= MTV Drumscape =

Arcade drum simulation game

MTV Drumscape (or Drumscape) is an arcade drum simulation made by Devecka Enterprises. First introduced in 1997, Drumscape resembles Karaoke for drums. Production of Drumscape stopped in 2001.

A number of celebrity drummers and musicians are pictured on the Drumscape website either playing the game or posing with its creators.

==Gameplay==
The player sits in a booth before an array of electronic drum simulation pads. After selecting a song, the player hits the pads with a pair of drumsticks while a time meter counts down. The manufacturers recommend that arcade machines be set to a 2-minute and 15 second play-period costing $1. Unlike other music games, the player's actions are not dictated by a set rhythm displayed onscreen, but rather the player plays as he sees fit. Additionally, Drumscape lacks a scoring system to indicate success or failure of a player. As the player drums, stage lights and crowd cheers are triggered to create a more realistic experience.

==Design==
Drumscape uses off the shelf components including a DTX drumset, amplifier, a standard computer (running the Drumscape menu software on its OS), a standard audio music player (such as CD system), and a standard VCR (not utilized in the final product). As claimed in its patent, it does not provide any cues for drumming.

==Reception==
Drumscape lacks a scoring system to indicate success or failure making it comparable to DDR DVD Game. For this reason, compared to drumming games like DrumMania it has seen comparatively lackluster success. While Drumscape claimed to be the only drum simulation game in North America (due to the U.S. patent, which extends into Canada), many arcades have imported DrumMania to much success. This put strong pressure on arcades insisting on treading the more legally safe path.

==Patents==
Devecka Enterprises has claimed that its patents cover not only drumming games but all music games (including but not limited to Guitar Freaks, Guitar Hero, Rock Band, and Dance Dance Revolution), however because its concept is very basic and that prior non-patented MIDI drumsets have been used as training tools and as input, the patent's validity has been called into question. Outside of the United States, Devecka's patents have been successfully challenged due to these claims. Neither Devecka nor MTV, for example, have challenged Konami or other music game companies (such as Harmonix for its Rock Band series or Namco for its Taiko no Tatsujin drumming game).

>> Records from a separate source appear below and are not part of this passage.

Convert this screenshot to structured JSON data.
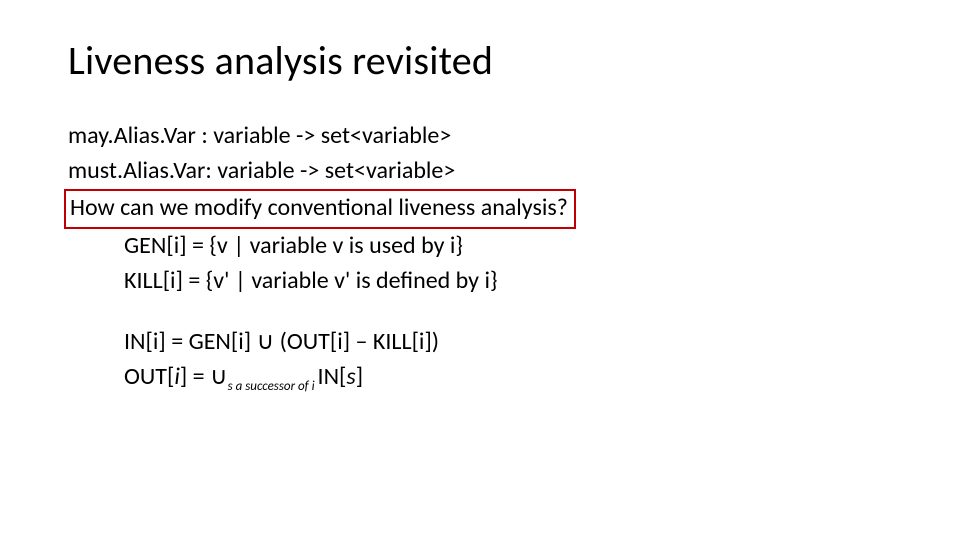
{
  "title": "Liveness analysis revisited",
  "lines": {
    "l1": "may.Alias.Var : variable -> set<variable>",
    "l2": "must.Alias.Var: variable -> set<variable>",
    "l3": "How can we modify conventional liveness analysis?",
    "l4": "GEN[i] = {v | variable v is used by i}",
    "l5": "KILL[i]  = {v' | variable v' is defined by i}",
    "l6a": "IN[i]     = GEN[i] ",
    "l6b": " (OUT[i] – KILL[i])",
    "l7a": "OUT[",
    "l7b": "i",
    "l7c": "] = ",
    "l7sub_s": "s",
    "l7sub_rest": " a successor of ",
    "l7sub_i": "i ",
    "l7d": "IN[",
    "l7e": "s",
    "l7f": "]"
  },
  "symbols": {
    "union": "∪"
  },
  "style": {
    "title_fontsize": 40,
    "body_fontsize": 24,
    "sub_fontsize": 13,
    "text_color": "#000000",
    "box_border_color": "#c00000",
    "box_border_width": 2.5,
    "background": "#ffffff",
    "font_family": "Calibri"
  }
}
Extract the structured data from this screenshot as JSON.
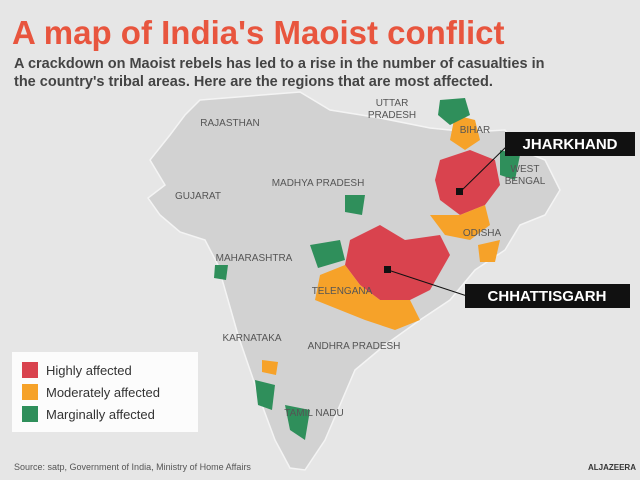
{
  "header": {
    "title": "A map of India's Maoist conflict",
    "subtitle_lines": [
      "A crackdown on Maoist rebels has led to a rise in the number of casualties in",
      "the country's tribal areas. Here are the regions that are most affected."
    ]
  },
  "map": {
    "regions": [
      {
        "label_lines": [
          "UTTAR",
          "PRADESH"
        ]
      },
      {
        "label_lines": [
          "RAJASTHAN"
        ]
      },
      {
        "label_lines": [
          "BIHAR"
        ]
      },
      {
        "label_lines": [
          "WEST",
          "BENGAL"
        ]
      },
      {
        "label_lines": [
          "MADHYA PRADESH"
        ]
      },
      {
        "label_lines": [
          "GUJARAT"
        ]
      },
      {
        "label_lines": [
          "ODISHA"
        ]
      },
      {
        "label_lines": [
          "MAHARASHTRA"
        ]
      },
      {
        "label_lines": [
          "TELENGANA"
        ]
      },
      {
        "label_lines": [
          "KARNATAKA"
        ]
      },
      {
        "label_lines": [
          "ANDHRA PRADESH"
        ]
      },
      {
        "label_lines": [
          "TAMIL NADU"
        ]
      }
    ],
    "callouts": [
      {
        "label": "JHARKHAND"
      },
      {
        "label": "CHHATTISGARH"
      }
    ]
  },
  "legend": {
    "items": [
      {
        "label": "Highly affected",
        "color": "#d9434e"
      },
      {
        "label": "Moderately affected",
        "color": "#f6a229"
      },
      {
        "label": "Marginally affected",
        "color": "#2f8f5b"
      }
    ]
  },
  "footer": {
    "source": "Source: satp, Government of India, Ministry of Home Affairs",
    "logo": "ALJAZEERA"
  }
}
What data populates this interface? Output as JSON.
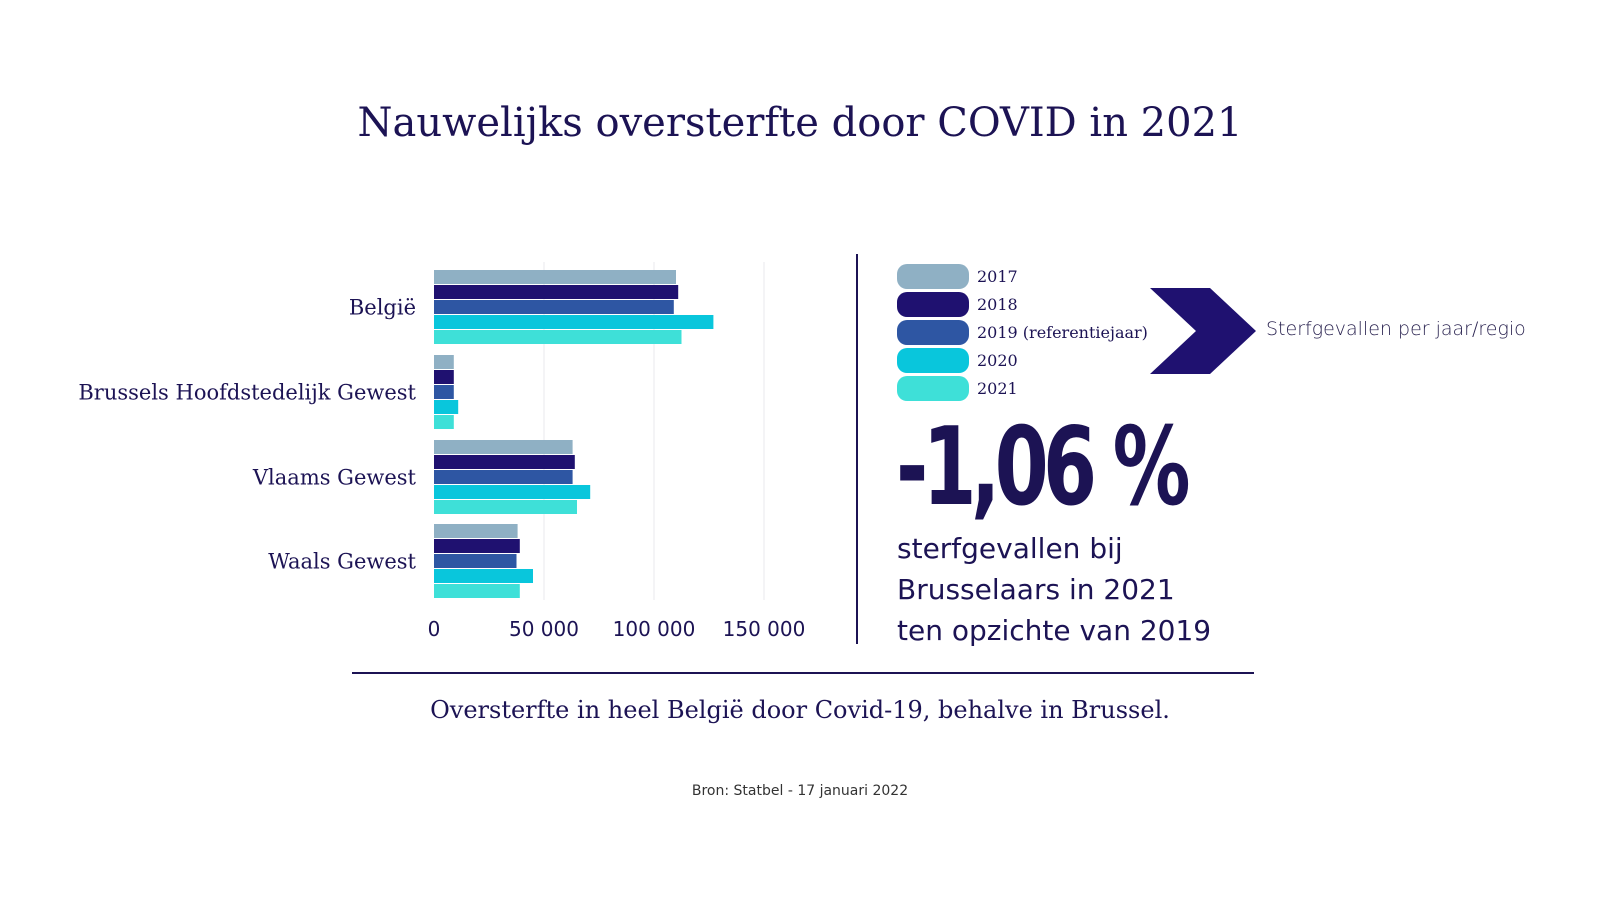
{
  "title": "Nauwelijks oversterfte door COVID in 2021",
  "colors": {
    "text": "#1c1354",
    "grid": "#e8e8ee",
    "series": [
      "#8fb0c4",
      "#1f1170",
      "#2e56a3",
      "#09c6dc",
      "#3ee0d8"
    ]
  },
  "chart_data": {
    "type": "bar",
    "orientation": "horizontal",
    "categories": [
      "België",
      "Brussels Hoofdstedelijk Gewest",
      "Vlaams Gewest",
      "Waals Gewest"
    ],
    "series": [
      {
        "name": "2017",
        "values": [
          110000,
          9000,
          63000,
          38000
        ]
      },
      {
        "name": "2018",
        "values": [
          111000,
          9000,
          64000,
          39000
        ]
      },
      {
        "name": "2019 (referentiejaar)",
        "values": [
          109000,
          9000,
          63000,
          37500
        ]
      },
      {
        "name": "2020",
        "values": [
          127000,
          11000,
          71000,
          45000
        ]
      },
      {
        "name": "2021",
        "values": [
          112500,
          9000,
          65000,
          39000
        ]
      }
    ],
    "xlim": [
      0,
      150000
    ],
    "xticks": [
      "0",
      "50 000",
      "100 000",
      "150 000"
    ],
    "grid": true,
    "legend_position": "right"
  },
  "legend_title": "Sterfgevallen per jaar/regio",
  "stat": {
    "value": "-1,06 %",
    "caption": [
      "sterfgevallen bij",
      "Brusselaars in 2021",
      "ten opzichte van 2019"
    ]
  },
  "footer": "Oversterfte in heel België door Covid-19, behalve in Brussel.",
  "source": "Bron: Statbel - 17 januari 2022"
}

Within the United States, Devecka Enterprises has attempted to bar the legal licensing of DrumMania, a competitive and similar product that is more in line with traditional arcade games due to its ability to assign a score for player performance. Devecka's claim relies on its holding of the drum simulation game patent in the United States.

Devecka Enterprises president, John Devecka, is a consultant for Red Octane and Activision which now owns all of Devecka Enterprises' US and international patents and produces the Guitar Hero series.